Kurtje is right about the vehicles, too. Even as a young lady with limited mechanical skills, I could get the big Chilton's book (remember those?) at the library, and do a lot of my own car repairs. When I did need a mechanic, I had a great guy (who, by the way was black and owned a very successful service station) who would do the repairs, show me exactly what he was doing, and let me make payments. And fed me a plate of soul food! Now, you can't even begin to fix a vehicle yourself, or get decent parts. We also used to be able to buy re-tread tires and take them to Wassner's to have them mounted (all cheap)and get where you had to go on a few bucks worth of gas, even in a great big car with a V8 engine.


"Now, you can't even begin to fix a vehicle yourself"

Bull. I fix my own cars all the time. If anything, it's gotten easier. Take it to Autozone, they'll plug in a code reader and tell you what's wrong.

The price to drive a mile has actually decreased, IF you don't buy a status symbol car.

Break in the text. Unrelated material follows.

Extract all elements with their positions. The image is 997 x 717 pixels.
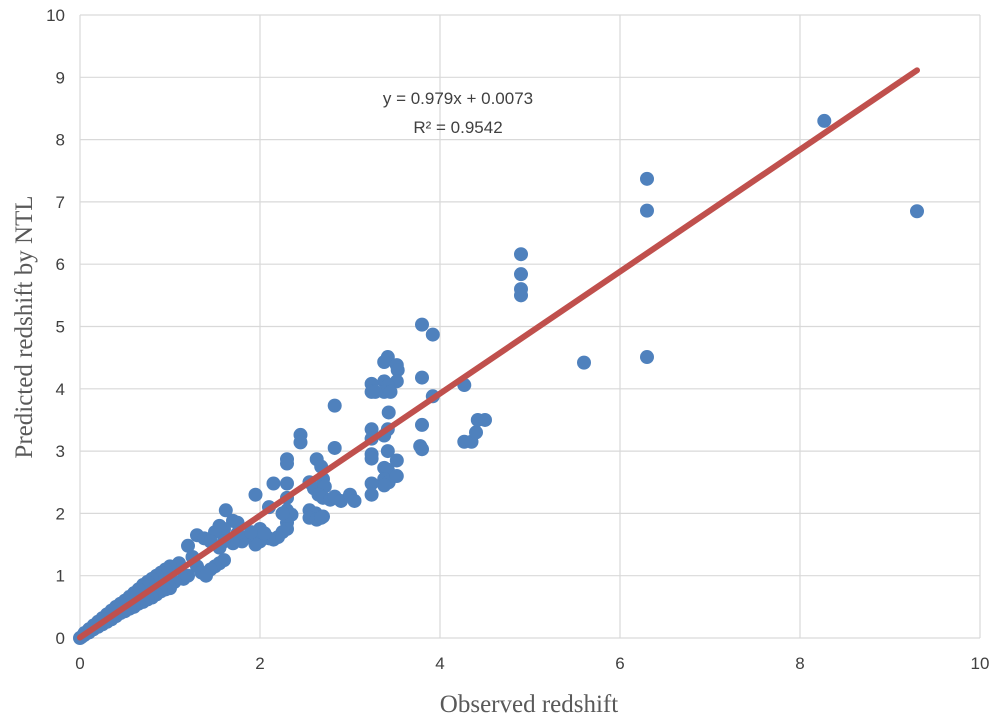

I can just do the very basic stuff with mine, I don't want to screw things up even worse by trying to fix some of the things myself. I am a bit limited on vehicle repairs these days. However, I am a pretty good troubleshooter with home appliances and things like that, and do a pretty decent fix. I have a 10 year old SUV, and my ex once put a battery in, and everything went haywire. And he is excellent with the older vehicles. I did make my battery last a whole lot longer than it was meant to, but kept off interior lights, radio, etc. When the guy plugged it in, he said I was about 600 cold-crankin' amps short of what it took to start it. Yet it started, hesitantly, every day. I'm not super religious, but I think when I would say "Please God let it start" someone was listening...


You can do far more these days. For $35 you can buy an ODBCII code reader, which will read the diagnostic codes. Often, the googling the code will tell you exactly what to do to fix it, and odds are good someone has posted illustrated instructions or even a video of the procedure online.

And yet some whine about technology making it so you can't fix your own car.